Lately, I have been struggling with short stories. Mine, that is. I have an entire folder that consists of nothing but beginnings; when I try to choose one, I find that the folder only thickens without any choices being made. My stories still cry, in a separate folder, like neglected, hungry children.
It could be because I teach the genre and have been inhabiting students’ stories for the past few weeks, an exercise that will culminate into a finished product of sorts next week. Maybe this has heightened my sensitivity and intolerance of badly begun tales.
It could be the short novels I’ve been reading lately, that feel so unified and perfect that they must have been birthed full-grown, like Athena, from a singular painful headache, all in one sitting. Between last weekend and today, I read Morrison’s A Mercy, revisited Lahiri’s Unaccustomed Earth, and just a few hours ago, finished Trumbo’s Johnny Got His Gun. I found myself marveling at wonderful beginnings, like Trumbo’s introduction: “World War I began like a summer festival.” How perfect is that?
I do not aspire towards such perfection, of course. I’d be grateful for a much used, hackneyed, will-do-for-now band aid of a beginning.

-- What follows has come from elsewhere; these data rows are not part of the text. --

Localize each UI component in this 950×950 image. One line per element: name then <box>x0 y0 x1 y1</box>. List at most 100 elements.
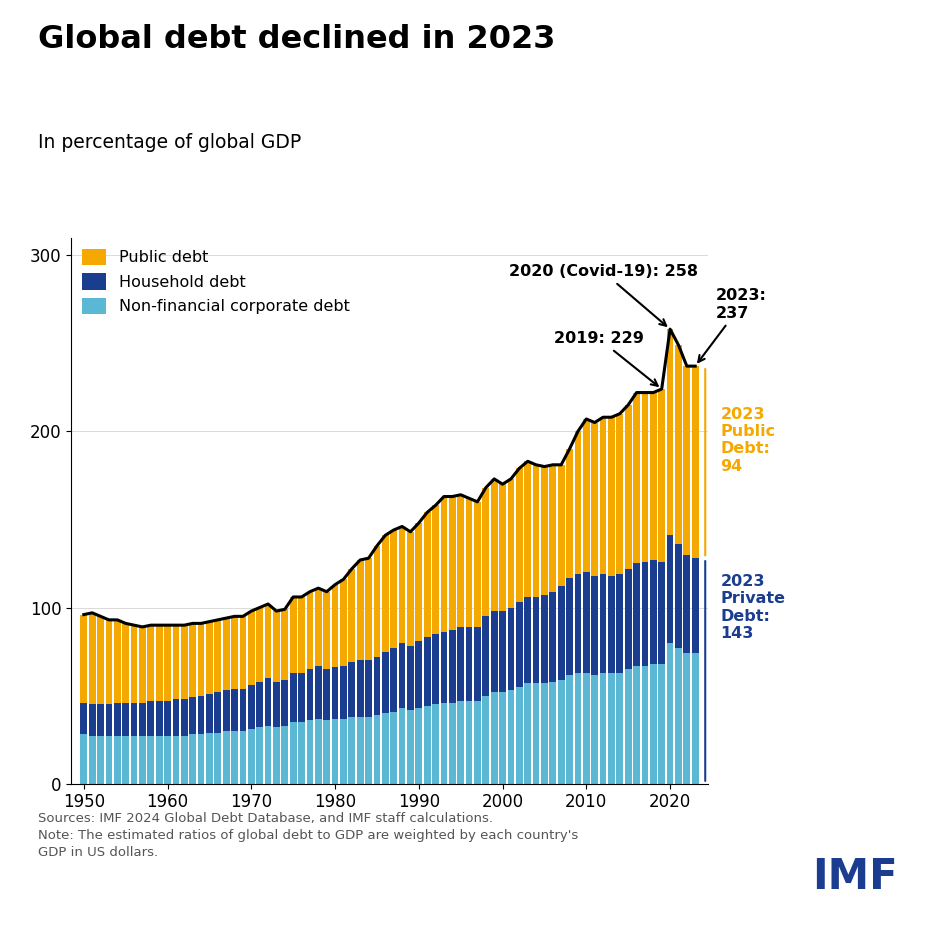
Bar <box>206 732 213 784</box>
Bar <box>533 597 540 683</box>
Bar <box>634 563 640 666</box>
Bar <box>81 703 87 734</box>
Bar <box>491 611 498 693</box>
Bar <box>617 413 623 574</box>
Text: 2023
Private
Debt:
143: 2023 Private Debt: 143 <box>720 574 786 641</box>
Bar <box>415 708 422 784</box>
Bar <box>198 695 204 734</box>
Bar <box>139 736 145 784</box>
Bar <box>466 627 472 701</box>
Bar <box>499 484 506 611</box>
Bar <box>683 654 690 784</box>
Bar <box>650 392 656 560</box>
Bar <box>516 468 522 602</box>
Bar <box>474 627 481 701</box>
Bar <box>248 611 255 685</box>
Text: 2020 (Covid-19): 258: 2020 (Covid-19): 258 <box>508 264 697 326</box>
Bar <box>239 689 246 731</box>
Bar <box>156 625 162 701</box>
Bar <box>692 366 698 559</box>
Text: Sources: IMF 2024 Global Debt Database, and IMF staff calculations.
Note: The es: Sources: IMF 2024 Global Debt Database, … <box>38 812 579 859</box>
Bar <box>173 699 180 736</box>
Bar <box>625 569 632 669</box>
Bar <box>323 720 330 784</box>
Bar <box>591 423 598 576</box>
Bar <box>457 627 464 701</box>
Bar <box>533 683 540 784</box>
Bar <box>365 559 371 660</box>
Bar <box>357 717 364 784</box>
Bar <box>683 555 690 654</box>
Bar <box>223 618 230 691</box>
Bar <box>683 366 690 555</box>
Bar <box>424 706 430 784</box>
Bar <box>432 634 439 705</box>
Bar <box>533 465 540 597</box>
Bar <box>239 617 246 689</box>
Bar <box>265 678 272 726</box>
Bar <box>357 660 364 717</box>
Bar <box>558 465 564 586</box>
Bar <box>307 720 314 784</box>
Bar <box>123 623 129 703</box>
Bar <box>658 561 665 664</box>
Bar <box>641 392 648 561</box>
Bar <box>583 419 590 572</box>
Bar <box>399 643 406 708</box>
Bar <box>516 602 522 687</box>
Bar <box>441 632 447 703</box>
Bar <box>650 560 656 664</box>
Text: In percentage of global GDP: In percentage of global GDP <box>38 133 301 152</box>
Bar <box>256 728 263 784</box>
Bar <box>97 736 104 784</box>
Bar <box>424 637 430 706</box>
Bar <box>340 718 347 784</box>
Bar <box>566 449 573 578</box>
Bar <box>566 674 573 784</box>
Bar <box>298 673 305 722</box>
Bar <box>382 713 389 784</box>
Bar <box>215 693 221 732</box>
Bar <box>549 592 556 681</box>
Bar <box>675 648 682 784</box>
Bar <box>81 734 87 784</box>
Bar <box>315 666 322 718</box>
Bar <box>399 526 406 643</box>
Bar <box>349 717 355 784</box>
Bar <box>231 617 238 689</box>
Bar <box>340 666 347 718</box>
Bar <box>173 736 180 784</box>
Bar <box>507 691 514 784</box>
Bar <box>382 535 389 652</box>
Bar <box>239 731 246 784</box>
Bar <box>516 687 522 784</box>
Bar <box>131 703 138 736</box>
Bar <box>566 578 573 674</box>
Bar <box>507 608 514 691</box>
Bar <box>223 731 230 784</box>
Bar <box>248 685 255 730</box>
Bar <box>549 465 556 592</box>
Bar <box>131 736 138 784</box>
Bar <box>625 669 632 784</box>
Bar <box>147 701 154 736</box>
Bar <box>390 648 397 712</box>
Bar <box>265 604 272 678</box>
Bar <box>667 535 674 643</box>
Bar <box>390 712 397 784</box>
Bar <box>373 715 380 784</box>
Bar <box>542 596 548 683</box>
Bar <box>591 674 598 784</box>
Bar <box>97 705 104 736</box>
Bar <box>365 717 371 784</box>
Bar <box>483 617 489 695</box>
Bar <box>189 623 196 697</box>
Bar <box>449 497 456 631</box>
Bar <box>608 673 615 784</box>
Bar <box>634 666 640 784</box>
Bar <box>441 497 447 632</box>
Bar <box>290 722 296 784</box>
Bar <box>265 726 272 784</box>
Bar <box>415 522 422 641</box>
Bar <box>558 680 564 784</box>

After clacking away dejectedly, I usually close everything and watch a Hindi movie; maybe not thinking about my characters and their foolishness or wisdom would sweep off the cobwebs in my head. But I find myself noticing the ways of these movies.
So here I am, thinking of beginnings, this time, Bollywood style. I ask myself why these movies fascinate me. Why do I find myself glued to the tale even when I know it many times over?
It is the beginning, I know, that keeps me hooked, that promises the familiar resolutions I am so comfortable with. I wonder in my quest for a good beginning, I should venture into the clichés proposed by these movies and have paraphrased the five I found most repeated:
1. Some relationships cannot be named.
2. This is the story of _____ Mansion.
3. This story is about three brothers.
4. This is ____ city.
5. The story is ancient.
All of the above are abrupt announcements of purpose, a bad thing, we are told as students and practitioners of the craft. They only work because they are spoken, not written.
Maybe my problem is that I am trying to write tales that are best told.